Born from a Cauquenes-based cooperative, the wine dresses in an off-cherry red robe with violet edges that seem to be losing their brilliance. The nose presents notes of peach, blackberries, cherries, violets and moist earth. Very ripe, liquorous fruit. A medium body with rather coarse tannins and generous acidity. A real super welter.


 Produced in Codao, Peumo, this is the northernmost Carignan of this group. Deep and bright ruby red color. The nose is still dominated by the barrel. Notes of coffee beans, dried fruits, coconut and nutmeg against a berry and floral background. In the mouth, the still drying tannins are accompanied by very sweet wood notes. The good acidity helps to balance things out.


Produced in Loncomilla, this wine boasts a deep, almost inextricable black cherry color. Very fruity, young and impetuous. Notes of sour cherries, peaches, wild berries and graphite. Good racy structure, right on the verge of becoming too acidic. Fortunately, the powerful fruit component holds the reins.


A Maule-born Carignan featuring a deep cherry color with garnet edges. The nose is gentle, almost hiding, as if the wine were in a stalking position ready for attack. A sudden breeze loaded with violets and wild berries fills the senses. The mouth displays firm acidity, making the wine slide past the palate in full grace and agility, like a cheetah chasing its prey.

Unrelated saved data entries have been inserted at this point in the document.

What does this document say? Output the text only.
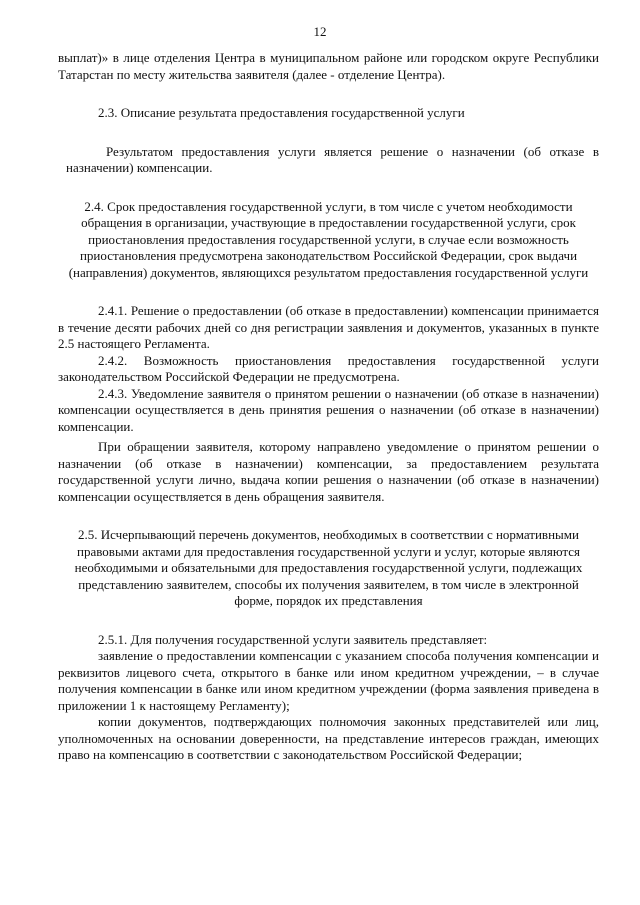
12

выплат)» в лице отделения Центра в муниципальном районе или городском округе Республики Татарстан по месту жительства заявителя (далее - отделение Центра).

2.3. Описание результата предоставления государственной услуги

Результатом предоставления услуги является решение о назначении (об отказе в назначении) компенсации.

2.4. Срок предоставления государственной услуги, в том числе с учетом необходимости обращения в организации, участвующие в предоставлении государственной услуги, срок приостановления предоставления государственной услуги, в случае если возможность приостановления предусмотрена законодательством Российской Федерации, срок выдачи (направления) документов, являющихся результатом предоставления государственной услуги

2.4.1. Решение о предоставлении (об отказе в предоставлении) компенсации принимается в течение десяти рабочих дней со дня регистрации заявления и документов, указанных в пункте 2.5 настоящего Регламента.

2.4.2. Возможность приостановления предоставления государственной услуги законодательством Российской Федерации не предусмотрена.

2.4.3. Уведомление заявителя о принятом решении о назначении (об отказе в назначении) компенсации осуществляется в день принятия решения о назначении (об отказе в назначении) компенсации.

При обращении заявителя, которому направлено уведомление о принятом решении о назначении (об отказе в назначении) компенсации, за предоставлением результата государственной услуги лично, выдача копии решения о назначении (об отказе в назначении) компенсации осуществляется в день обращения заявителя.

2.5. Исчерпывающий перечень документов, необходимых в соответствии с нормативными правовыми актами для предоставления государственной услуги и услуг, которые являются необходимыми и обязательными для предоставления государственной услуги, подлежащих представлению заявителем, способы их получения заявителем, в том числе в электронной форме, порядок их представления

2.5.1. Для получения государственной услуги заявитель представляет:

заявление о предоставлении компенсации с указанием способа получения компенсации и реквизитов лицевого счета, открытого в банке или ином кредитном учреждении, – в случае получения компенсации в банке или ином кредитном учреждении (форма заявления приведена в приложении 1 к настоящему Регламенту);

копии документов, подтверждающих полномочия законных представителей или лиц, уполномоченных на основании доверенности, на представление интересов граждан, имеющих право на компенсацию в соответствии с законодательством Российской Федерации;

This Carignan has a twin brother that was not organically grown. Despite sharing the same parents, the differences are subtle yet totally obvious. The fruit component of the organic twin is more evident, straightforward and expressive. After the bitter chocolate and coconut notes contributed by the barrel, the wine displays festive black cherries and peaches surrounded by a hint of leather. Very fresh and well restrained acidity. Nicely balanced throughout.


This Loncomilla-born Carignan has a deep dark red color with ruby red edges that clearly set it apart from its cohorts. The nose is fresh with notes of herbs, camphor and native vegetation, against a wild and rustic landscape. Notes of cherries and blackberries. The mouth also conveys this fresh character, combining it with generous acidity and a very concentrated truckload of native fruits.


Dressed in a deep, bright and intense robe, this Loncomilla-born Carignan offers fine and frontal wood aromas. The wine then opens up to a parade of liquorous sour cherries and slight camphor nuances that splash the fruit component with freshness. A well-structured, firm and impetuous wine. The weighty fruit prolongs the mouth sensations, leaving a persistent memory.


Labeled as Central Valley, Cordillera is not 100% Carignan, as it is complemented with Syrah and Merlot. Bright, very fine and concentrated color. It greets the nose with a nice serrano ham hint that later evolves into violets and dark berries. Solid structure, with some restless tannins that still need to hush down.


This Maule-born Carignan presents a dark ruby color, with some dusty notes. A classic blend of Carignan with small quantities of Mourvèdre and Syrah. The nose is very outspoken, sweet and seducing. Raspberries, wild blackberries and fresh, very subtle leather notes. Sweet on the attack, the wine is rich and full, with a nice racy structure.